Typical ping(1M) output should appear, such as the following:

PING IPaddress (190.x.x.x: 56 data bytes
64 bytes from 190.x.x.x: icmp_seq=0 tt1=254 time=3 ms
64 bytes from 190.x.x.x: icmp_seq=1 tt1=254 time=2 ms
64 bytes from 190.x.x.x: icmp_seq=2 tt1=254 time=2 ms

If ping fails, follow these steps:

  1. Verify that the network interface was configured up using ifconfig; for example:

    # /usr/etc/ifconfig ec3
    ec3: flags=c63<UP,BROADCAST,NOTRAILERS,RUNNING,FILTMULTI,MULTICAST>
    inet 190.x.x.x netmask 0xffffff00 broadcast 190.x.x.x

    The UP in the first line of output indicates that the interface was configured up.

  2. Verify that the cables are correctly seated.

Repeat this procedure on each node.

Serial Reset Connection

To test the serial hardware reset connections, do the following:

  1. Ensure that the nodes and the serial multiplexer are powered on.

  2. Start the cmgr(1M) command on one of the nodes in the pool:

    # cmgr

  3. Stop HA services on each node:

    stop ha_services for cluster clustername

    For example:

    cmgr> stop ha_services for cluster fs6-8

    Wait until the node has successfully transitioned to inactive state and the FailSafe processes have exited. This process can take a few minutes.

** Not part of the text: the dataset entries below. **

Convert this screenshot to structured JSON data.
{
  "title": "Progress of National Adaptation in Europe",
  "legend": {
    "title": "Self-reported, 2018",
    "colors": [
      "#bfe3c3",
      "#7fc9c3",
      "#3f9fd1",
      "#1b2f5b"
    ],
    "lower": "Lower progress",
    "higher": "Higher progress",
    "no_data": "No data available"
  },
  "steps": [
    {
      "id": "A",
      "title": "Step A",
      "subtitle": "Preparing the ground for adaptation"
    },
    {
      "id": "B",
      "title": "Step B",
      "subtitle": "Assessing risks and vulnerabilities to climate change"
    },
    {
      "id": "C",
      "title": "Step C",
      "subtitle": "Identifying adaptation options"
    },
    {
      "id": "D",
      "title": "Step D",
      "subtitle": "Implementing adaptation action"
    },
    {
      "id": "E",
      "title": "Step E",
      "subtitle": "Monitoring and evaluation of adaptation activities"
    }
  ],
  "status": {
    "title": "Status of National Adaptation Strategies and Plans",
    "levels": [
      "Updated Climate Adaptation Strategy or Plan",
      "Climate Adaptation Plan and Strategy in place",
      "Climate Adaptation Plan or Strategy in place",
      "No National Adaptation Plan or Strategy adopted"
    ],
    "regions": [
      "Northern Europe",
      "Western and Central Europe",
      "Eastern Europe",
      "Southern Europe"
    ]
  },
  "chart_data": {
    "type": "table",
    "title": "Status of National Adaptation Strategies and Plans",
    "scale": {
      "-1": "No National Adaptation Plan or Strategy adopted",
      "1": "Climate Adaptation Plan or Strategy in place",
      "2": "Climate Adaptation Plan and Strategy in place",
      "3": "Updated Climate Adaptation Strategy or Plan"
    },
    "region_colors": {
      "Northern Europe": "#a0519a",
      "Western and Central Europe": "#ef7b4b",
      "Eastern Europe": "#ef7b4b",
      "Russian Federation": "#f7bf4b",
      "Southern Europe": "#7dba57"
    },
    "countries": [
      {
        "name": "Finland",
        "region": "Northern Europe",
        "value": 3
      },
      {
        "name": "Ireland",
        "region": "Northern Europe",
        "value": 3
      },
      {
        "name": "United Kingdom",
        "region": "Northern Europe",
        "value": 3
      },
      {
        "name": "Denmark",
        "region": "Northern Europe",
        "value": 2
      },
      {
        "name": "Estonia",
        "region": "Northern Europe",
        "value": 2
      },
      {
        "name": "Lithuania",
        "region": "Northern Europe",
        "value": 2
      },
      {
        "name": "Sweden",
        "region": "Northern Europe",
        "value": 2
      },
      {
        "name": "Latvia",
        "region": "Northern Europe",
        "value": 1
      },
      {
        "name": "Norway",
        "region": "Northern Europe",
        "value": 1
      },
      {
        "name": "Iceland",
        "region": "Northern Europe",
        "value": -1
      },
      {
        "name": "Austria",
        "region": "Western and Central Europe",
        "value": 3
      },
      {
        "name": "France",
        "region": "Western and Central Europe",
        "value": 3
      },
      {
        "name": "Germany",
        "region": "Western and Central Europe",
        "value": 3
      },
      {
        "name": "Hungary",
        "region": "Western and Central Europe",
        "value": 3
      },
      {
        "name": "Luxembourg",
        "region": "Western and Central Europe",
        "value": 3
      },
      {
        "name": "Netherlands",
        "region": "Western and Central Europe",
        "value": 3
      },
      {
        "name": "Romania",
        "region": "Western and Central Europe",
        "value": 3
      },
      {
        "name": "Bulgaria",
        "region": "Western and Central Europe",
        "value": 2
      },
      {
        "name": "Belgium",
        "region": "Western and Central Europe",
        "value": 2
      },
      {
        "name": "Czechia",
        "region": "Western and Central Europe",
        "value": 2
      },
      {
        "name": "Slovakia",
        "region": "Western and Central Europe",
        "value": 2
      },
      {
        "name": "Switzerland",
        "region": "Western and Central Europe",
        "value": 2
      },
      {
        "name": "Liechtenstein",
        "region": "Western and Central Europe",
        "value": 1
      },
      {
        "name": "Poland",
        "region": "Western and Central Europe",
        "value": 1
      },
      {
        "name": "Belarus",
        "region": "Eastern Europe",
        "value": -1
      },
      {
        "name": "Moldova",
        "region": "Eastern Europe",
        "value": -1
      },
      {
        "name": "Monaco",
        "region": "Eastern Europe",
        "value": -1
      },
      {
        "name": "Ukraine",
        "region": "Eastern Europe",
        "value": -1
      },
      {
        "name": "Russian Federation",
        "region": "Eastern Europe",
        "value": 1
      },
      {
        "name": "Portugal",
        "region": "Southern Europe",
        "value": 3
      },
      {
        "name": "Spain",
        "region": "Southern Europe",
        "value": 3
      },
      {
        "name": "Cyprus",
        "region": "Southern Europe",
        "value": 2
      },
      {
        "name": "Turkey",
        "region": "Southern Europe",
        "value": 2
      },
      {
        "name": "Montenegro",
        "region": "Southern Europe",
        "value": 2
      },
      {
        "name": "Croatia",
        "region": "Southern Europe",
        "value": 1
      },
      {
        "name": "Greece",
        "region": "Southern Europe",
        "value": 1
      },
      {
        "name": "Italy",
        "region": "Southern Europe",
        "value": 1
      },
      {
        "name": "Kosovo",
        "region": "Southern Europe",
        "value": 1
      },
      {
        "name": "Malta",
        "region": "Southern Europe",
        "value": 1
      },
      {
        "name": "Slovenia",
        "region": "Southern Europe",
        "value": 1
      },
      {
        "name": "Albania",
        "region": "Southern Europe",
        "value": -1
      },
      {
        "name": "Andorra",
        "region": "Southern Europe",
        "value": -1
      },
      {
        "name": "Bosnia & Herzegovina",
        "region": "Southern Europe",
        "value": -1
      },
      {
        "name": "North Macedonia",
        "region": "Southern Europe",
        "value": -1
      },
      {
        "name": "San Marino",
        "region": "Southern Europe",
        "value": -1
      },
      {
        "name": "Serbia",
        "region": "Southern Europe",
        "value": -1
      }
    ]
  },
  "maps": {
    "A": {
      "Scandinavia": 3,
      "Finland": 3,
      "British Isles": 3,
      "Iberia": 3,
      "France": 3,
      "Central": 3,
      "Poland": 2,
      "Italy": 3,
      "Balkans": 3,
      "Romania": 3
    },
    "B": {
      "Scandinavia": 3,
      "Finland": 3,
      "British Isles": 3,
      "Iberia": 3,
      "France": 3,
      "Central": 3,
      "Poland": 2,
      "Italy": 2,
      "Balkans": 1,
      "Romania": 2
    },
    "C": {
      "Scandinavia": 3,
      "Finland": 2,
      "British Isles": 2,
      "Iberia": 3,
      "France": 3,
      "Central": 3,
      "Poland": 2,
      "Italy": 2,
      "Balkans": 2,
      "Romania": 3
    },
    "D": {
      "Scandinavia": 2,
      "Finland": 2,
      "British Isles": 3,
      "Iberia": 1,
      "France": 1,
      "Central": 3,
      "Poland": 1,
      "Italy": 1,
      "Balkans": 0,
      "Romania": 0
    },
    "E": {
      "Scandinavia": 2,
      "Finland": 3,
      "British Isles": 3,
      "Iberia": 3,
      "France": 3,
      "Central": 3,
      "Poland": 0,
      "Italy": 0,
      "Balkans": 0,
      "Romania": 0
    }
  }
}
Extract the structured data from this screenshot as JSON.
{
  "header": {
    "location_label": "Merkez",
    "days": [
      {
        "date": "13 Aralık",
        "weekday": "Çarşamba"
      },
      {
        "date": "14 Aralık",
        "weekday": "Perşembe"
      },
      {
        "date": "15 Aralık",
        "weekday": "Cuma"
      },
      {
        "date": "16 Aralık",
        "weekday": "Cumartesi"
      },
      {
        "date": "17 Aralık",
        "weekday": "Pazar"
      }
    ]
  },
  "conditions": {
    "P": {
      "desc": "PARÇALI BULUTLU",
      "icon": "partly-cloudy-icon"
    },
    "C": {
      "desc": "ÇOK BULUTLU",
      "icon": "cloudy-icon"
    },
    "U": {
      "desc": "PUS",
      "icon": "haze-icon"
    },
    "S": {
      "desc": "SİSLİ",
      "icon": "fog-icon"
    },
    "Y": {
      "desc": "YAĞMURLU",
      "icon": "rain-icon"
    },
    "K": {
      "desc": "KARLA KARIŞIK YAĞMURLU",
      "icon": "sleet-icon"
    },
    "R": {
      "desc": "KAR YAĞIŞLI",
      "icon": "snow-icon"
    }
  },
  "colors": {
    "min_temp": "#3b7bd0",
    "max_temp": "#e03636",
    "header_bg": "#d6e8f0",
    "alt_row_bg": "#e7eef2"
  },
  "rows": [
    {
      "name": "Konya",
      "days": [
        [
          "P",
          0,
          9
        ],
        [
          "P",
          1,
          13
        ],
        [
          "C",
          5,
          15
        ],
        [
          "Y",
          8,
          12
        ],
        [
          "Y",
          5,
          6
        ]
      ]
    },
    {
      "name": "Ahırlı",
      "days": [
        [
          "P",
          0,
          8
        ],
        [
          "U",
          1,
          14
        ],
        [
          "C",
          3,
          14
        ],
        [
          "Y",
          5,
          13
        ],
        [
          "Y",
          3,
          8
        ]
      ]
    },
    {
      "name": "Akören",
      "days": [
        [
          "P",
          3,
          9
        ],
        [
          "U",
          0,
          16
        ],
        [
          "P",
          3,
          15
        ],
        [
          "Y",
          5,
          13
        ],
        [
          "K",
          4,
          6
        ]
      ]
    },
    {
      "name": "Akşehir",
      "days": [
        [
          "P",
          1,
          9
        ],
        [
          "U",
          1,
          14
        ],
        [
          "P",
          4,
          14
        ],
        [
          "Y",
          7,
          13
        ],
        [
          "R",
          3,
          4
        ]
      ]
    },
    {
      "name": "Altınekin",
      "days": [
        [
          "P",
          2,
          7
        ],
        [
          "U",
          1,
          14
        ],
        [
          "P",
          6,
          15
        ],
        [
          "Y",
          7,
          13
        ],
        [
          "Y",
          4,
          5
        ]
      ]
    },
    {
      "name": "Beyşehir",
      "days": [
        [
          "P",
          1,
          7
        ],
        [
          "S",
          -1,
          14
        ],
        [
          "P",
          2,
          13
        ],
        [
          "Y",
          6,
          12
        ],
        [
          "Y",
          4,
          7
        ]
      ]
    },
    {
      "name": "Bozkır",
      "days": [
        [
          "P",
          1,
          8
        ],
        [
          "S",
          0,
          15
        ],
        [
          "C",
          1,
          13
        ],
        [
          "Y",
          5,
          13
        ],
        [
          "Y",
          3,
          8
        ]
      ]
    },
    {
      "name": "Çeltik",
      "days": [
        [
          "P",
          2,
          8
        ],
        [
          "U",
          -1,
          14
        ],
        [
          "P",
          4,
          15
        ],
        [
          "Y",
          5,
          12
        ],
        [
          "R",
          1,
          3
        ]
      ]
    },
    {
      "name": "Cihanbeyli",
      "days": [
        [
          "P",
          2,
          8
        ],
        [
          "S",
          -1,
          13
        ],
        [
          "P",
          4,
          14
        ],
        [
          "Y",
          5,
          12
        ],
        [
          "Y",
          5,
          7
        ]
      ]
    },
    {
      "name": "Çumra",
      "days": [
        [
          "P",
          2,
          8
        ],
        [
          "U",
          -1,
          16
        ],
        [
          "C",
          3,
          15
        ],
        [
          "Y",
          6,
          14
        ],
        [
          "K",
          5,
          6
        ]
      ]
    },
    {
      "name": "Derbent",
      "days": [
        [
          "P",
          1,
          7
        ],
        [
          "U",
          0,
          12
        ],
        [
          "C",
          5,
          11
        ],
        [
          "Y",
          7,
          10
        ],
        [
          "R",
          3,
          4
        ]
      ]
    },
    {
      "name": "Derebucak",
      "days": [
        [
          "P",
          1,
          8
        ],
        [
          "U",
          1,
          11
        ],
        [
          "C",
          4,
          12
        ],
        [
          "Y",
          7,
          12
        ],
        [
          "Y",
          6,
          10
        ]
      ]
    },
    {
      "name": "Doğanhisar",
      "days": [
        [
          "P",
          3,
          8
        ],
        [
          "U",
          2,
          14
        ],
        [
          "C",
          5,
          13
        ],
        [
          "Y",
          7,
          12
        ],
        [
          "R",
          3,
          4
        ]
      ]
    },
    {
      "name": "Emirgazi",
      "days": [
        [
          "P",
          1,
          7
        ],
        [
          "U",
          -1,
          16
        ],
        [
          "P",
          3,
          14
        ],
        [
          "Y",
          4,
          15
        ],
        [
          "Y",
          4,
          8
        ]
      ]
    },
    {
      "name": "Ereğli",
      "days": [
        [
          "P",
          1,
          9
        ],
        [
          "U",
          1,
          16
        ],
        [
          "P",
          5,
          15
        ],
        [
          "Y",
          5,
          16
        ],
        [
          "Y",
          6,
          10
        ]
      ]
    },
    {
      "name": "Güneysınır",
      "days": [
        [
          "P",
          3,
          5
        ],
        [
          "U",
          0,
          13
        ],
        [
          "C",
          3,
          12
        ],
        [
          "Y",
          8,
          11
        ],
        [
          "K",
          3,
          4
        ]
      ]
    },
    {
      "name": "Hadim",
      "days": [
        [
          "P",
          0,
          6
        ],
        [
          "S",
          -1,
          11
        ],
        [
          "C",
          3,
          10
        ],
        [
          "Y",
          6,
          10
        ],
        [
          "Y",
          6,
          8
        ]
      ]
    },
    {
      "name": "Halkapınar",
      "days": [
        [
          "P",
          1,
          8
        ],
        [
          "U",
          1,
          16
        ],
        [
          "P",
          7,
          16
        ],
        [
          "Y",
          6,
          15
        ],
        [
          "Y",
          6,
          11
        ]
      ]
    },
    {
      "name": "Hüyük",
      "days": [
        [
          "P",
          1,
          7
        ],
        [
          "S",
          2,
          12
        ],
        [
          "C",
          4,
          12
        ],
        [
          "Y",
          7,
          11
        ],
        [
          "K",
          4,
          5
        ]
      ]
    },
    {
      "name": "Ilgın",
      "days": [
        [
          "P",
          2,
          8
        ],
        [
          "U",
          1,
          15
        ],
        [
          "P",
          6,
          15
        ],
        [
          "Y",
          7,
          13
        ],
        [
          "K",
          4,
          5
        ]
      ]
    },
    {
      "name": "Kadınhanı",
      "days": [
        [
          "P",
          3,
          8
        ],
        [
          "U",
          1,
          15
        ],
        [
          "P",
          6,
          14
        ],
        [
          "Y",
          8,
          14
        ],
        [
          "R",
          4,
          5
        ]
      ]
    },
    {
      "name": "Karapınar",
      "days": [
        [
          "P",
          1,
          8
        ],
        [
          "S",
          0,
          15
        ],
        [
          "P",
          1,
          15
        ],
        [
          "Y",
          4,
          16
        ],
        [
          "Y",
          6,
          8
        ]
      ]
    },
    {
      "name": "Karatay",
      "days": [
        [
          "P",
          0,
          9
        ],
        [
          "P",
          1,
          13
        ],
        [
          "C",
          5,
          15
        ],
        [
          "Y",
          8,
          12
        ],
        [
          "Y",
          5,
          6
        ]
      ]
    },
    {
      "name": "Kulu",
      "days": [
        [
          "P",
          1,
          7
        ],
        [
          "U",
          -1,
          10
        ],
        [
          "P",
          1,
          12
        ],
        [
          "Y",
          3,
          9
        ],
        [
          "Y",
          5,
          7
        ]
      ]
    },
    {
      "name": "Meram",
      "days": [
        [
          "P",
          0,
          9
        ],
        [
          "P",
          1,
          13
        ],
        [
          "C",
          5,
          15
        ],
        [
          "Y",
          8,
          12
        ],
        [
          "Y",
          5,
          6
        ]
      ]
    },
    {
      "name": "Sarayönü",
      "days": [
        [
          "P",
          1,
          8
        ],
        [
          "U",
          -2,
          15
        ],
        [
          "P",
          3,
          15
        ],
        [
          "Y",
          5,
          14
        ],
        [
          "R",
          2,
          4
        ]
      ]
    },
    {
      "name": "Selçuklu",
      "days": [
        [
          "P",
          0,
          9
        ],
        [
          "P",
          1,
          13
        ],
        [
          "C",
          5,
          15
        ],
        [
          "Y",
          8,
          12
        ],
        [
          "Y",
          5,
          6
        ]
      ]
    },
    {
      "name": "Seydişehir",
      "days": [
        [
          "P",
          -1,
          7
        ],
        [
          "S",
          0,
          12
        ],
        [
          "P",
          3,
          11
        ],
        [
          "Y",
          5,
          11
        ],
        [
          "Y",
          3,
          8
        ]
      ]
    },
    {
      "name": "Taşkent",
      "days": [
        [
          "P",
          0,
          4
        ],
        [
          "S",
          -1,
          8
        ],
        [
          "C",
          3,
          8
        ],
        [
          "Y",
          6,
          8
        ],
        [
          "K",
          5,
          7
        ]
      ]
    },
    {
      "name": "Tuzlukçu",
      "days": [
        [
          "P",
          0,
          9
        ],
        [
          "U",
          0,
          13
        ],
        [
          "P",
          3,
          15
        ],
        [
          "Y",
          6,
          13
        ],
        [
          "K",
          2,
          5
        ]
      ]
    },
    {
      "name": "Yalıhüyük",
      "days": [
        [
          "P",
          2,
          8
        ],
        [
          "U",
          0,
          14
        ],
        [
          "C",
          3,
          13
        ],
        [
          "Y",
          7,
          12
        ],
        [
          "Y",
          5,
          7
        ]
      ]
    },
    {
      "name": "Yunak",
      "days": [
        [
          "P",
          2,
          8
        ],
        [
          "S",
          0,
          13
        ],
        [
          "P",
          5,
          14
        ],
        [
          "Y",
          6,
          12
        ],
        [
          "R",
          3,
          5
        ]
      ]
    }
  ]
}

  4. Test the serial connections by entering one of the following:

    • To test the whole cluster, enter the following:

      test serial in cluster clustername

      For example:

      cmgr> test serial in cluster fs6-8
      Status: Testing serial lines ...
      Status: Checking serial lines using crsd (cluster reset services) from node fs8
      Success: Serial ping command OK.
      
      Status: Checking serial lines using crsd (cluster reset services) from node fs6
      Success: Serial ping command OK.
      
      Status: Checking serial lines using crsd (cluster reset services) from node fs7
      Success: Serial ping command OK.
      
      Notice: overall exit status:success, tests failed:0, total tests executed:1

    • To test an individual node, entering the following:

      test serial in cluster clustername node machinename

      For example:

      cmgr> test serial in cluster fs6-8 node fs7
      Status: Testing serial lines ...
      Status: Checking serial lines using crsd (cluster reset services) from node fs6
      Success: Serial ping command OK.
      
      Notice: overall exit status:success, tests failed:0, total tests executed:1

    • To test an individual node using just a ping, enter the following:

      admin ping node nodename

      For example:

      cmgr> admin ping node fs7
      
      ping operation successful

  5. If a command fails, make sure all the cables are seated properly and rerun the command.

  6. Repeat the process on other nodes in the cluster.